The following is from a work-in-progress about the history of Fullerton. You can support my ongoing research and writing on Patreon.
Dona Odom was interviewed in 1970 by Kathleen Hall for the CSUF Oral History Program. Here are some things I learned from this interview:
Odom came to Fullerton from Kansas with her mother (a Mrs. M. Shay), and her siblings in 1913.
“Mother’s two sisters were living in Los Angeles,” Odom remembers. “I guess they must have been here in 1890 and they must have encouraged mama to come.”
For two years, her mother ran the Santa Fe Hotel and a snack shop near the train depot.
“My sister married shortly after we came out here,” Odom said. “A young man she was going with worked as a telegraph operator with the railroad and he was transferred out here.”
About a month after arriving in Fullerton, her brother was blinded in a dynamite accident.
In 1915, her mother took over management of the oldest hotel in town. Built in 1887 by town founders the Amerige brothers at the corner of Spadra (Harbor) and Commonwealth, it was originally called the St. George hotel. The hotel had different names over the years: the Midland, the Pinson, and ultimately the Shay Hotel (after Dona’s mother).

They served meals for 25 cents.
“I waited on the tables and Mama did the cooking and she had a lady to
help her in the kitchen. Then we all got in and washed the dishes afterwards,” Odom said. “My mother was a wonderful cook.”
She remembers when the city was first paving North Spadra (Harbor) from the Masonic Temple to “up over the hill, why we had to get up at 4am in the morning as the workers had to get up and be at work at 5 in the morning. Many of them boarded with us.”
She remembers, when they took over the hotel it had about 40 rooms, and was painted green on the outside. The hotel had a large lobby with “a great big pot-bellied stove.” It had bannisters “that you loved to slide down as a child.” There was only one bathroom upstairs, and another downstairs, so guests had to share.

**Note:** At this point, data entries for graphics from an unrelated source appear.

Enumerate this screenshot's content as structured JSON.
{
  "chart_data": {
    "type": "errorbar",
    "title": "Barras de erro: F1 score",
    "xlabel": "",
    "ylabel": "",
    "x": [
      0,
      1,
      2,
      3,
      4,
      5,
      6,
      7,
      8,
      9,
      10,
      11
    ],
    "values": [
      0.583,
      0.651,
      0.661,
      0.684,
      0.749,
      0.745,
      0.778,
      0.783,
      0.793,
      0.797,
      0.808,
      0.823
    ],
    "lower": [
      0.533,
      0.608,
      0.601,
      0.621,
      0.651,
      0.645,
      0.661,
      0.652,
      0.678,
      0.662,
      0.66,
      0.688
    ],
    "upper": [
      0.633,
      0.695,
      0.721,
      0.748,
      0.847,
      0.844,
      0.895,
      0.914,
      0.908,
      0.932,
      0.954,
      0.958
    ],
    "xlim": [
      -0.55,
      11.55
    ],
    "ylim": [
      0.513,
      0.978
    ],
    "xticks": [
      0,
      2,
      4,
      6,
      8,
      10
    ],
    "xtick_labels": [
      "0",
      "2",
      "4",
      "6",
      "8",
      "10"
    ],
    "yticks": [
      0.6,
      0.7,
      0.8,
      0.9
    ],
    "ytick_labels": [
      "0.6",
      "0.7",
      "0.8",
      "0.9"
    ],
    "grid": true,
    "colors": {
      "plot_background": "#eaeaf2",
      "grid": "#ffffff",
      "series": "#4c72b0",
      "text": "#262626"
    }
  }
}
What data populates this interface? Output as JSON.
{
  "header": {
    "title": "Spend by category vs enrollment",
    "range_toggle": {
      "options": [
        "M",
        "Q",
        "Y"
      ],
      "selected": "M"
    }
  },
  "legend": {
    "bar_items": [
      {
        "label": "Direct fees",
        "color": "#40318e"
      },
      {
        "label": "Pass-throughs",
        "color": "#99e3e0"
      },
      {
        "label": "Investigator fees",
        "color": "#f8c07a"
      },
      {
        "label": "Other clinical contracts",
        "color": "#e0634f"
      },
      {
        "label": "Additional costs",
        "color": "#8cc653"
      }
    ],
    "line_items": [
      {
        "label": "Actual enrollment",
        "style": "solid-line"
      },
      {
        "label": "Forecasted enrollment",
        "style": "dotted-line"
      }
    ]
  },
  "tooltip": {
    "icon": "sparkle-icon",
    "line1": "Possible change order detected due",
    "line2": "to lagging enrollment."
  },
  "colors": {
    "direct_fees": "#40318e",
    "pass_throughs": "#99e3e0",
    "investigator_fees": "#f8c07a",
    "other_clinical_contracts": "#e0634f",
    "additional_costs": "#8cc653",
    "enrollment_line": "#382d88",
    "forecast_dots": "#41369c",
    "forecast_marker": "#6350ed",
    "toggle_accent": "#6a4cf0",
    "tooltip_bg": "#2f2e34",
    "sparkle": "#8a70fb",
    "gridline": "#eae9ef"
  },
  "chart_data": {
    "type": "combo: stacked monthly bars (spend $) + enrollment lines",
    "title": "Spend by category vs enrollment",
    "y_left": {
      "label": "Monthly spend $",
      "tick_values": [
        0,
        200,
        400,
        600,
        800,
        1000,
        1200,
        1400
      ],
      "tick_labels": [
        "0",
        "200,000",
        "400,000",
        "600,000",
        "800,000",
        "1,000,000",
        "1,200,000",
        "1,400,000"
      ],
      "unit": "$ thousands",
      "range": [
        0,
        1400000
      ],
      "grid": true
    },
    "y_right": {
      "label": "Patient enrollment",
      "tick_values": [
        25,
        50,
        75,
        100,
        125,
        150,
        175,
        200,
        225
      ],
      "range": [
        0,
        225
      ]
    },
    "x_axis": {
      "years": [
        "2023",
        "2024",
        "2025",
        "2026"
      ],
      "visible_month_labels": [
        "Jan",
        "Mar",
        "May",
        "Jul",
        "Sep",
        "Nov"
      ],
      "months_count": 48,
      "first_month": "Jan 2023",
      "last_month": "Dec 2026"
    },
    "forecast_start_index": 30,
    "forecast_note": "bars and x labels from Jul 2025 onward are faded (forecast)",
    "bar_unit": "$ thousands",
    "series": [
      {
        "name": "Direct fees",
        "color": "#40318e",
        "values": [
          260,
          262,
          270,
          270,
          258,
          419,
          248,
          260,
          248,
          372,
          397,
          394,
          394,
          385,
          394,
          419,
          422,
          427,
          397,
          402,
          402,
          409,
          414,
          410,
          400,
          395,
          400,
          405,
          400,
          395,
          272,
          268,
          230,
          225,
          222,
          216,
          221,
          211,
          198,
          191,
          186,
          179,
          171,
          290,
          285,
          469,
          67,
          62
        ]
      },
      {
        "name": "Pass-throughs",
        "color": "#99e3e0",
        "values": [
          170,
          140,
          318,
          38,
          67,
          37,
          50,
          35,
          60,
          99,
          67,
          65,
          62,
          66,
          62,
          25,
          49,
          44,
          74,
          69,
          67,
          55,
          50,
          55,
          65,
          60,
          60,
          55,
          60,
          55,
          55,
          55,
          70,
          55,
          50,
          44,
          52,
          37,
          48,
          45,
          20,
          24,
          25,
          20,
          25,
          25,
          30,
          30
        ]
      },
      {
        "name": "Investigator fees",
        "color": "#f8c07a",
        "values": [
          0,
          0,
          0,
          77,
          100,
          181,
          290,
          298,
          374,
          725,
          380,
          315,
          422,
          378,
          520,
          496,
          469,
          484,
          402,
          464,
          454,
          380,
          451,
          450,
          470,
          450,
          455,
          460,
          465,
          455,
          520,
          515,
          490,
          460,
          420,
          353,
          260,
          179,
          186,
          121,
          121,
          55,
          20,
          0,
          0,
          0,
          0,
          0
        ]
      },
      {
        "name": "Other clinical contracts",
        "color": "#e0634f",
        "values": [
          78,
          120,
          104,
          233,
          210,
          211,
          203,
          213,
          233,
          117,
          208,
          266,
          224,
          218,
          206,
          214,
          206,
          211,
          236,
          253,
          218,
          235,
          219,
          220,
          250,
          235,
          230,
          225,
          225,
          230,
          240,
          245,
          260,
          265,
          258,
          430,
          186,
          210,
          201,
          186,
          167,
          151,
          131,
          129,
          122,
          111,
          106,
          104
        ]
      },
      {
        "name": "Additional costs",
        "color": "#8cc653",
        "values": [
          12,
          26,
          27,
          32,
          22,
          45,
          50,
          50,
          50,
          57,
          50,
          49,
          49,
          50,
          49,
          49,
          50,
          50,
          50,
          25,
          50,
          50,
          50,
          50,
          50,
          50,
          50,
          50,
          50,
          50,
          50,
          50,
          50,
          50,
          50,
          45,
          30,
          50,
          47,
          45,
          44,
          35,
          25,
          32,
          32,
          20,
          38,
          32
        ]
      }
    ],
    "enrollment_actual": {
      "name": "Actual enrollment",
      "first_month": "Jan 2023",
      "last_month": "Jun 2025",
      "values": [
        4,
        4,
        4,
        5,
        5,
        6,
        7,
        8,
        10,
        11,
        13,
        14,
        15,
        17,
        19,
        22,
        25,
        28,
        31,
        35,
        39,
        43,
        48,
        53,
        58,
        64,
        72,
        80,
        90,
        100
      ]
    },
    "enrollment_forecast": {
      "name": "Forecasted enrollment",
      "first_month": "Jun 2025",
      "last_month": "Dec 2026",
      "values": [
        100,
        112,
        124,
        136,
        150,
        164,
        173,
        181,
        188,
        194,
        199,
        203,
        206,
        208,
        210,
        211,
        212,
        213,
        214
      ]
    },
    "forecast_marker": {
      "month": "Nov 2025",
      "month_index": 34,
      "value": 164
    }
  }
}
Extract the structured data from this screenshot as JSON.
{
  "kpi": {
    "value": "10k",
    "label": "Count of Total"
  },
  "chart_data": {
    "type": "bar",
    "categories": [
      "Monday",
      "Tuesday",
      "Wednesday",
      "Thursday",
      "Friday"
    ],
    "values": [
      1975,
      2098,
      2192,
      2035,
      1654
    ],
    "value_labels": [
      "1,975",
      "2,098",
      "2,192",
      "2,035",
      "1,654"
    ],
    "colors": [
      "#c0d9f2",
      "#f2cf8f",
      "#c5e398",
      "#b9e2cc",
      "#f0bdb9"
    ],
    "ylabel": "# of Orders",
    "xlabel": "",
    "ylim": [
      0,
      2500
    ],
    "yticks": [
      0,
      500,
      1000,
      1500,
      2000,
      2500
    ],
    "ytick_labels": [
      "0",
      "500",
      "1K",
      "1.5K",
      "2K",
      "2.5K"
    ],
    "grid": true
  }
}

The hotel was two and a half stories, and was set back quite a ways from the street. They could host banquets that seated about 75 people.
In addition to overnight guests, the hotel also had long-term boarders.
“We had quite a number of regular boarders,” Odom remembers. “There was an old carpenter who gave me [a] pedestal. There were a lot of fellows who worked in the oil fields.”
She remembers guests gathering in the lobby to play cards and visit.
“It was a friendly type place,” she said.
They had an ice box and would get their ice from “the old ice place down on Truslow off of Amerige.”
They would get their meat from Hiltscher’s Meat Market.
She remembers William Jennings Bryan staying at the hotel in 1917 for the Chautauqua Circuit.
“I always admired him,” Odom said. “You know one thing, he ran more times for the Presidency than any other…But yet he was never President.”
Among other notable guests was “a group of Negro singers on the Chautauqua Circuit.”
“You know I can’t remember how it worked out because it used to
be that no one would sleep in a bed that a Negro had slept in,” she said. “As I remember these men were very grand looking, I am pretty sure that they stayed overnight. It was probably one or two nights because that was
the length of the Chautauqua meetings usually.”
Odom won a car in a contest from the local newspaper, the Fullerton Tribune, for selling the most subscriptions.
Even though many people were driving cars, the hotel still had old hitching posts outside for horses.
In those days, Fullerton was a fairly quiet town, what Odom called “a home community.” Anaheim, on the other hand, “had a number of saloons and was pretty lively.”
In 1917 there was an earthquake which damaged the chimneys of the hotel, causing it to be condemned as unsafe. According to Odom, there were already plans in place “to expand the business area also and the hotel had to go.”
In 1918, the Shay Hotel, one of the oldest buildings in town, was torn down.